PDFPreParser
Configuration file |
./conf/samples/PDFPreParser.xml |
Class name |
com.ebd.hub.datawizard.parser.PDFPreParser |
Description
Even though the PDF format is not a format, which can be processed automatically, this preparser is able to extract at least some (selective) information from the file, that could, for example, be used to determine a specific Response for the file. The preparser cannot be used to extract complex or complete data from a PDF file.
First of all, the texts in the PDF are extracted. All the formatting and most of the layout will get lost in that process. The resulting plaintext is then processed according to the configured rules. The profile itself will receive a simple CSV file with key-value pairs, e.g.:
Profilename;PDFTestProfile
CustomerName;Miller
CusteomerNo;4711
OrderNo;12345
The first line always contains the key Profilename and the name of the profile. The rest of the content, which can also contain fixed values besides the extracted values, is defined by the user.
Structure of the configuration file
Please compare to the example file at the end of the page.
The root element
The root element of the configuration file always has to have the name "PDFPreParser", which itself has to contain an element Profile for each configured profile.
The "Profile" element
This element has to contain a subordinate element Name that is used to allocate this section of the configuration file to a certain profile. If a profile uses the PDFPreParser and cannot find a section with its name in the configuration file, the profile will abort with an error.
The subordinate elements LineFrom and LineTo are also compulsory and define the line range in which values are searched, e.g. from line 10 to 20. Whether empty lines are counted as well, can be set in the subordinate element IgnoreEmptyLines. If set to true, empty lines will be ignored, i.e. not be counted.
Optionally, the element FixValue allows defining an arbitrary number of fixed values and element Replace is capable of replacing a single character with another character, where Old and New define the codes (as integer) of these characters.
Which data is extracted from the PDF and how is configured in the Tag elements. A more detailed description of this is given below.
If form data is contained in the PDF it can be read with the setting WithFormData and value true. If only the form data should be read, the additional setting OnlyFormData with value true can be used.
The "Tag" element
Each data field (e.g. the customer number) is defined by one or more Tag elements with a subordinate element Name defining the name of the tag, e.g. CustomerNo. If there are several Tag elements with this name, the customer number can be found in several ways, which means it can be contained multiple times in the result.

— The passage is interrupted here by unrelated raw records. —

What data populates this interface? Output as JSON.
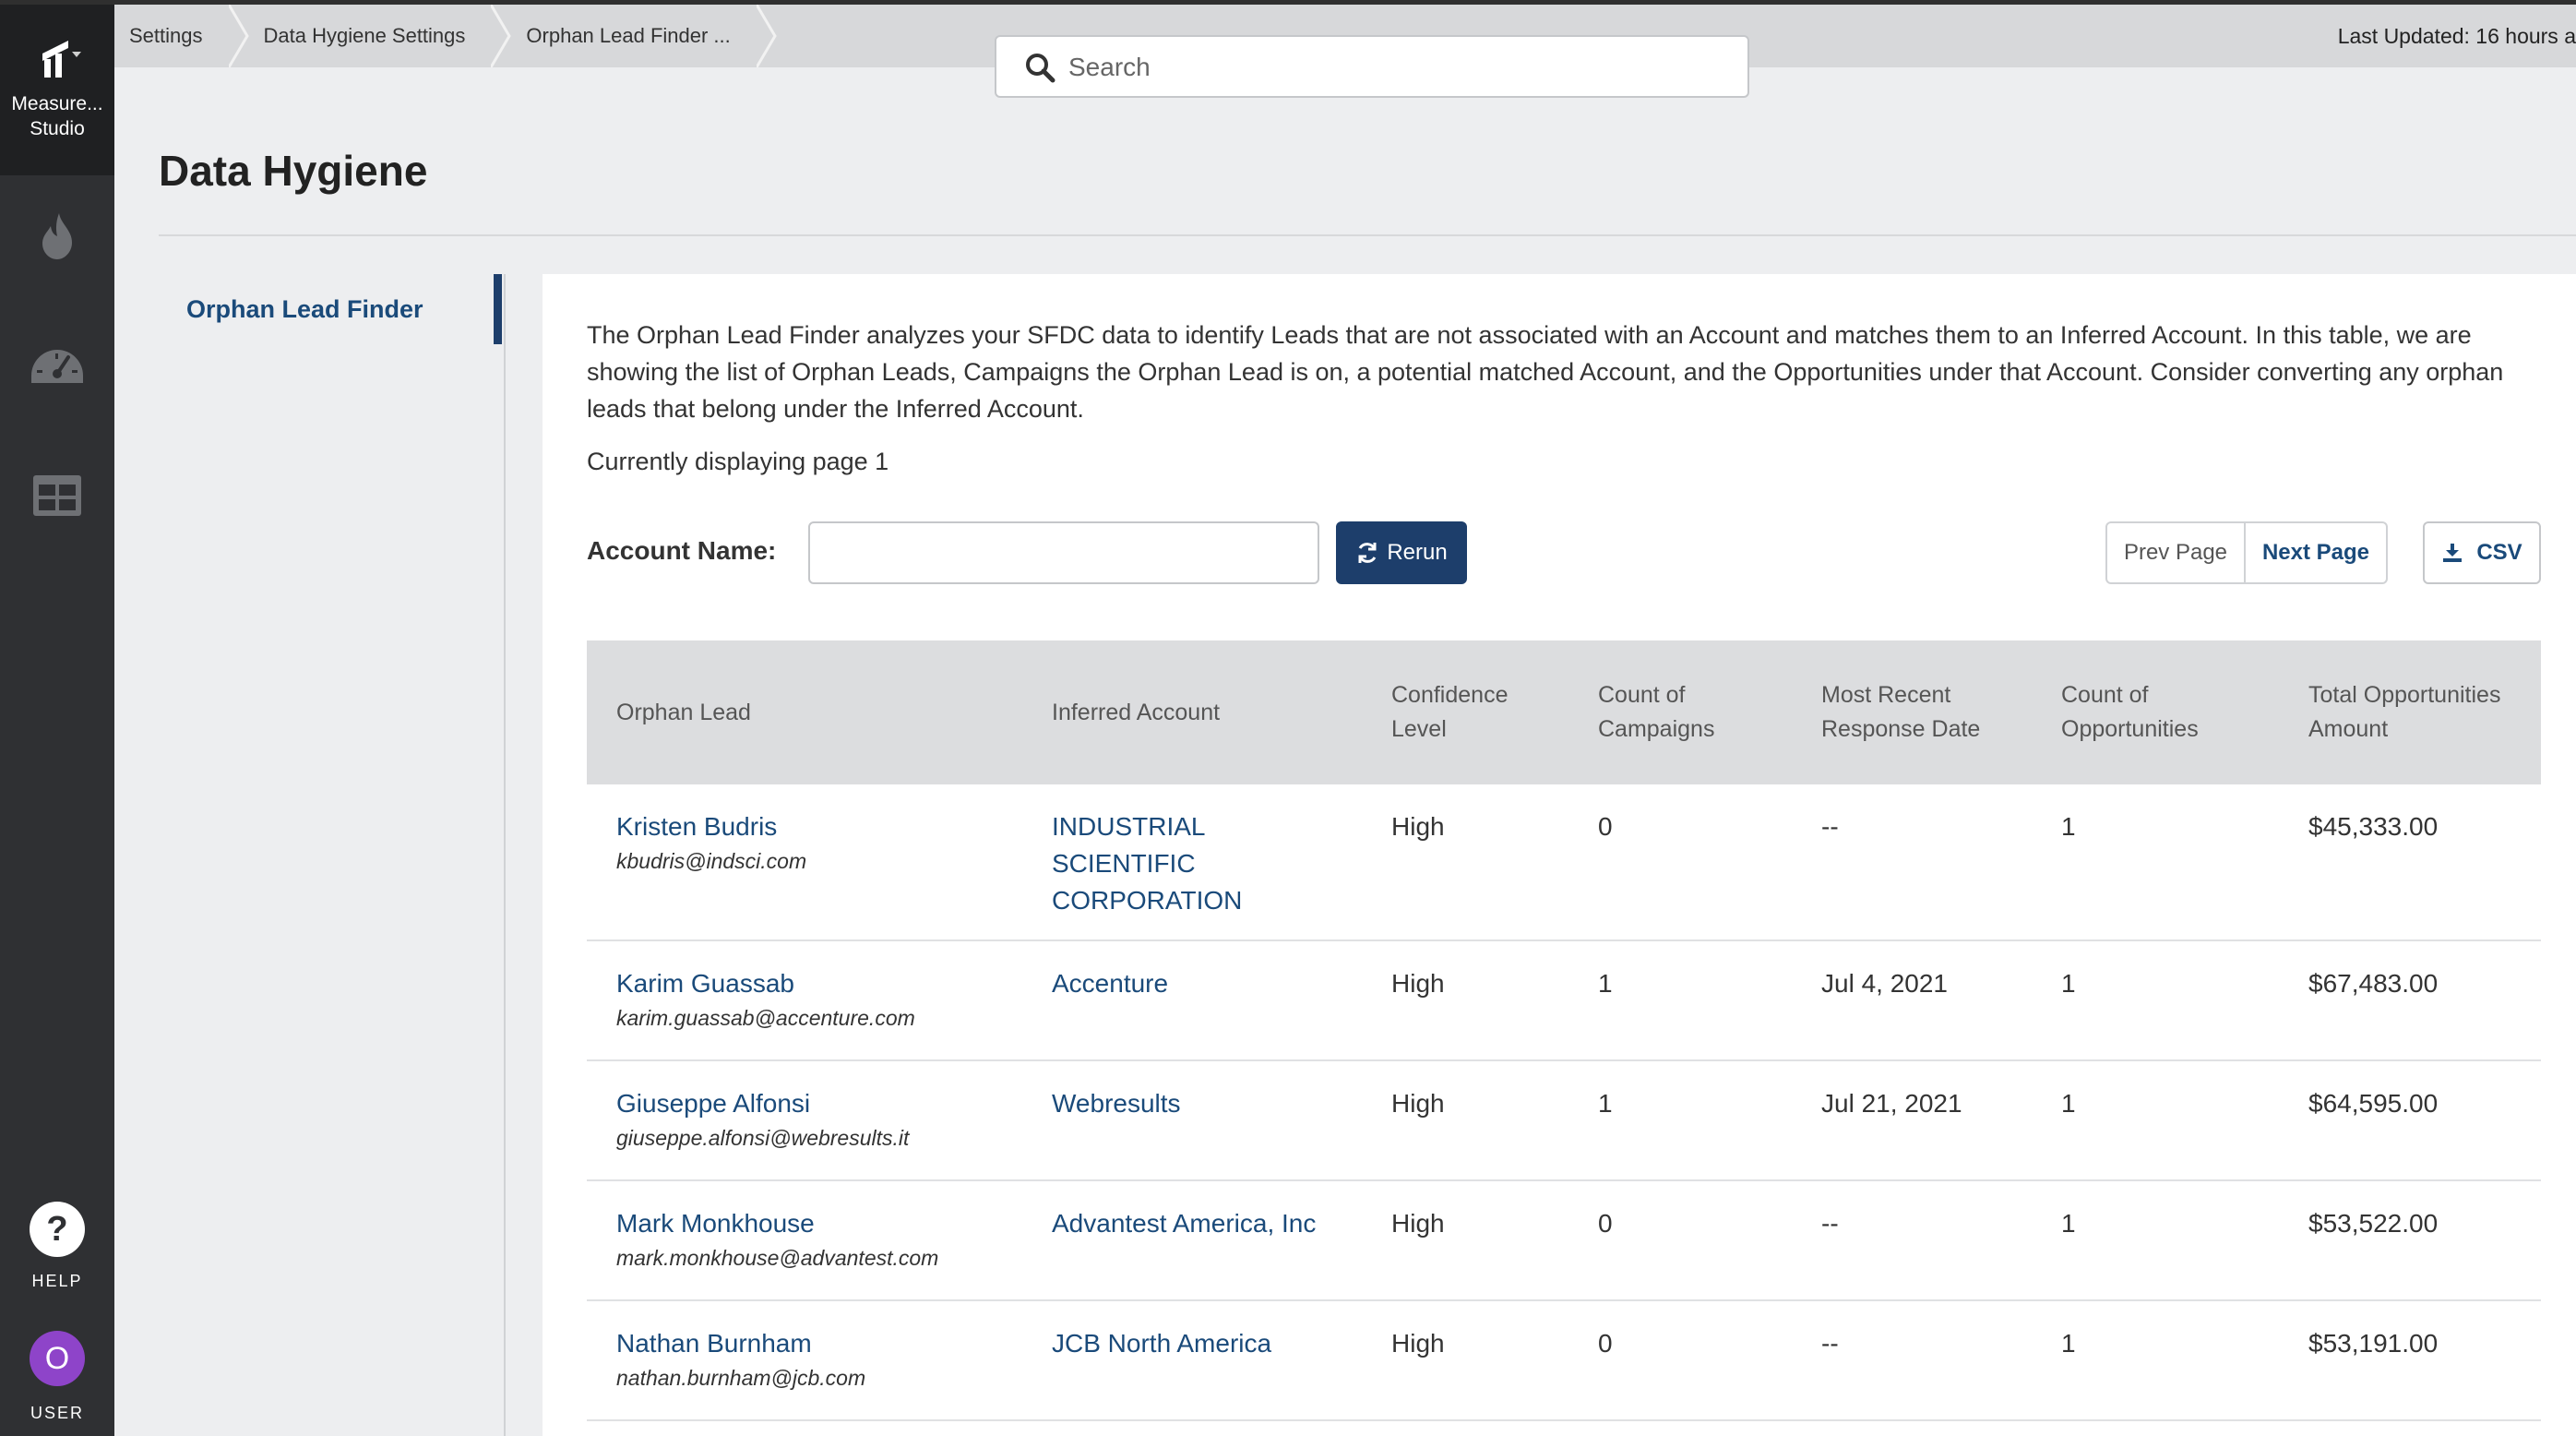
{
  "brand": {
    "name_line1": "Measure...",
    "name_line2": "Studio"
  },
  "rail": {
    "help_label": "HELP",
    "user_initial": "O",
    "user_label": "USER"
  },
  "breadcrumbs": [
    "Settings",
    "Data Hygiene Settings",
    "Orphan Lead Finder ..."
  ],
  "last_updated": "Last Updated: 16 hours a",
  "search": {
    "placeholder": "Search",
    "value": ""
  },
  "page_title": "Data Hygiene",
  "submenu": {
    "active_item": "Orphan Lead Finder"
  },
  "description": "The Orphan Lead Finder analyzes your SFDC data to identify Leads that are not associated with an Account and matches them to an Inferred Account. In this table, we are showing the list of Orphan Leads, Campaigns the Orphan Lead is on, a potential matched Account, and the Opportunities under that Account. Consider converting any orphan leads that belong under the Inferred Account.",
  "page_status": "Currently displaying page 1",
  "filters": {
    "account_label": "Account Name:",
    "account_value": "",
    "rerun_label": "Rerun"
  },
  "pagination": {
    "prev_label": "Prev Page",
    "next_label": "Next Page"
  },
  "export": {
    "csv_label": "CSV"
  },
  "table": {
    "columns": [
      "Orphan Lead",
      "Inferred Account",
      "Confidence Level",
      "Count of Campaigns",
      "Most Recent Response Date",
      "Count of Opportunities",
      "Total Opportunities Amount"
    ],
    "rows": [
      {
        "lead": "Kristen Budris",
        "email": "kbudris@indsci.com",
        "account": "INDUSTRIAL SCIENTIFIC CORPORATION",
        "confidence": "High",
        "campaigns": "0",
        "response_date": "--",
        "opportunities": "1",
        "amount": "$45,333.00"
      },
      {
        "lead": "Karim Guassab",
        "email": "karim.guassab@accenture.com",
        "account": "Accenture",
        "confidence": "High",
        "campaigns": "1",
        "response_date": "Jul 4, 2021",
        "opportunities": "1",
        "amount": "$67,483.00"
      },
      {
        "lead": "Giuseppe Alfonsi",
        "email": "giuseppe.alfonsi@webresults.it",
        "account": "Webresults",
        "confidence": "High",
        "campaigns": "1",
        "response_date": "Jul 21, 2021",
        "opportunities": "1",
        "amount": "$64,595.00"
      },
      {
        "lead": "Mark Monkhouse",
        "email": "mark.monkhouse@advantest.com",
        "account": "Advantest America, Inc",
        "confidence": "High",
        "campaigns": "0",
        "response_date": "--",
        "opportunities": "1",
        "amount": "$53,522.00"
      },
      {
        "lead": "Nathan Burnham",
        "email": "nathan.burnham@jcb.com",
        "account": "JCB North America",
        "confidence": "High",
        "campaigns": "0",
        "response_date": "--",
        "opportunities": "1",
        "amount": "$53,191.00"
      }
    ]
  },
  "icons": [
    "brand-logo-icon",
    "flame-icon",
    "gauge-icon",
    "table-icon",
    "search-icon",
    "refresh-icon",
    "download-icon"
  ]
}
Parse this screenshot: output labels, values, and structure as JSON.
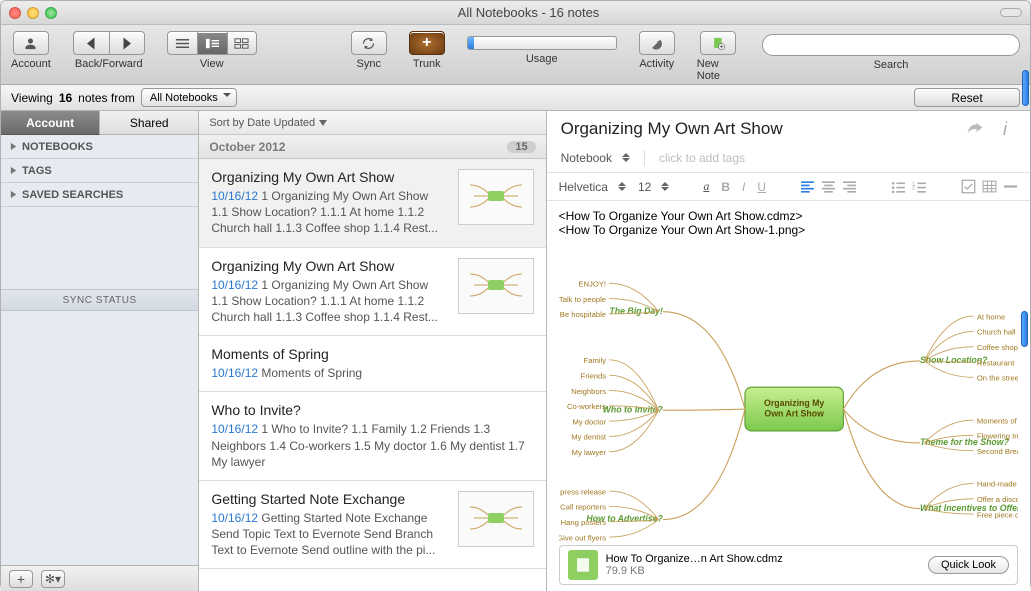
{
  "window": {
    "title": "All Notebooks - 16 notes"
  },
  "toolbar": {
    "account": "Account",
    "backforward": "Back/Forward",
    "view": "View",
    "sync": "Sync",
    "trunk": "Trunk",
    "usage": "Usage",
    "activity": "Activity",
    "newnote": "New Note",
    "search": "Search"
  },
  "filter": {
    "viewing_pre": "Viewing ",
    "count": "16",
    "viewing_post": " notes from",
    "scope": "All Notebooks",
    "reset": "Reset"
  },
  "sidebar": {
    "tabs": {
      "account": "Account",
      "shared": "Shared"
    },
    "sections": [
      "NOTEBOOKS",
      "TAGS",
      "SAVED SEARCHES"
    ],
    "sync_status": "SYNC STATUS"
  },
  "notelist": {
    "sort_label": "Sort by Date Updated",
    "month": "October 2012",
    "month_count": "15",
    "items": [
      {
        "title": "Organizing My Own Art Show",
        "date": "10/16/12",
        "snippet": "1 Organizing My Own Art Show 1.1 Show Location? 1.1.1 At home 1.1.2 Church hall 1.1.3 Coffee shop 1.1.4 Rest...",
        "thumb": true
      },
      {
        "title": "Organizing My Own Art Show",
        "date": "10/16/12",
        "snippet": "1 Organizing My Own Art Show 1.1 Show Location? 1.1.1 At home 1.1.2 Church hall 1.1.3 Coffee shop 1.1.4 Rest...",
        "thumb": true
      },
      {
        "title": "Moments of Spring",
        "date": "10/16/12",
        "snippet": "Moments of Spring",
        "thumb": false
      },
      {
        "title": "Who to Invite?",
        "date": "10/16/12",
        "snippet": "1 Who to Invite? 1.1 Family 1.2 Friends 1.3 Neighbors 1.4 Co-workers 1.5 My doctor 1.6 My dentist 1.7 My lawyer",
        "thumb": false
      },
      {
        "title": "Getting Started Note Exchange",
        "date": "10/16/12",
        "snippet": "Getting Started Note Exchange Send Topic Text to Evernote Send Branch Text to Evernote Send outline with the pi...",
        "thumb": true
      }
    ]
  },
  "detail": {
    "title": "Organizing My Own Art Show",
    "notebook_label": "Notebook",
    "tags_placeholder": "click to add tags",
    "font": "Helvetica",
    "size": "12",
    "body_lines": [
      "<How To Organize Your Own Art Show.cdmz>",
      "<How To Organize Your Own Art Show-1.png>"
    ],
    "mindmap": {
      "center": "Organizing My Own Art Show",
      "branches": {
        "big_day": {
          "title": "The Big Day!",
          "items": [
            "ENJOY!",
            "Talk to people",
            "Be hospitable"
          ]
        },
        "invite": {
          "title": "Who to Invite?",
          "items": [
            "Family",
            "Friends",
            "Neighbors",
            "Co-workers",
            "My doctor",
            "My dentist",
            "My lawyer"
          ]
        },
        "advert": {
          "title": "How to Advertise?",
          "items": [
            "Send a press release",
            "Call reporters",
            "Hang posters",
            "Give out flyers"
          ]
        },
        "location": {
          "title": "Show Location?",
          "items": [
            "At home",
            "Church hall",
            "Coffee shop",
            "Restaurant",
            "On the street"
          ]
        },
        "theme": {
          "title": "Theme for the Show?",
          "items": [
            "Moments of Spring",
            "Flowering Inspiration",
            "Second Breath"
          ]
        },
        "incent": {
          "title": "What Incentives to Offer?",
          "items": [
            "Hand-made postcards",
            "Offer a discount!",
            "Free piece of art"
          ]
        }
      }
    },
    "attachment": {
      "name": "How To Organize…n Art Show.cdmz",
      "size": "79.9 KB",
      "quicklook": "Quick Look"
    }
  }
}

This might be useless in the case of the customer number, but an order could, for example, contain several article numbers, which should indeed be listed. How the dataist extracted is defined by the following rules.
LineNumber |
Only process the whole line with this number (line number in the initially extracted text). Can be combined with all other extraction rules, but lines not having this number will be ignored, even if another rule fits. |
LinesAfter |
Only processthe specified number of lines after the line in which the defined tag was found. All other lines will be ignored. Can be combined with all other extraction rules. Example: <LinesAfter Tag="CustomerNo">2</LinesAfter> processes the second line after the line in which the tag CustomerNo was found. |
BeginsAfter |
Use the text after this string. Can be combined with EndsBefore, Characters, and Words. |
EndsBefore |
Use the text before this string. Can be combined with BeginsAfter, Characters, and Words. |
FirstWord |
Take the words (separated by blanks) starting at the specified word number (offset: 1). Can be combined with LastWord or Words (LastWord is stronger than Words). |
LastWord |
Take the words (separated by blanks) until the specified word number (offset: 1). Can be combined with FirstWord or Words (FirstWord is stronger than Words). |
Words |
In combination with any of the previously mentioned. Returns the specified number of words (separated by blanks). Attribute Direction: The first (default) or last (value = last) words. |
Characters |
Can be combined with LineNumber, BeginsAfter, EndsBefore, and Words. Cannot be combined with FirstWord and LastWord. Returns the specified number of characters. Is stronger than Words, meaning that the specified number of characters is extracted first and then the words of that result are counted. Attribute Direction: The first (default) or last (value = last) characters. |
Trim |
Normally, extracted values are 'trimmed' (i.e. leading and trailing whitespaces are removed). This can be prevented with element Trim set to false. |
IgnoreCase |
If true, ignores case-sensitivity. |
Creation of the configuration file
To see the original plain text extracted from the PDF, on which the further extraction rules are executed, you can run a test in your profile and have a look in the log. To do so, you need at least a rudimentary configuration file, which then can be gradually extended, using this method.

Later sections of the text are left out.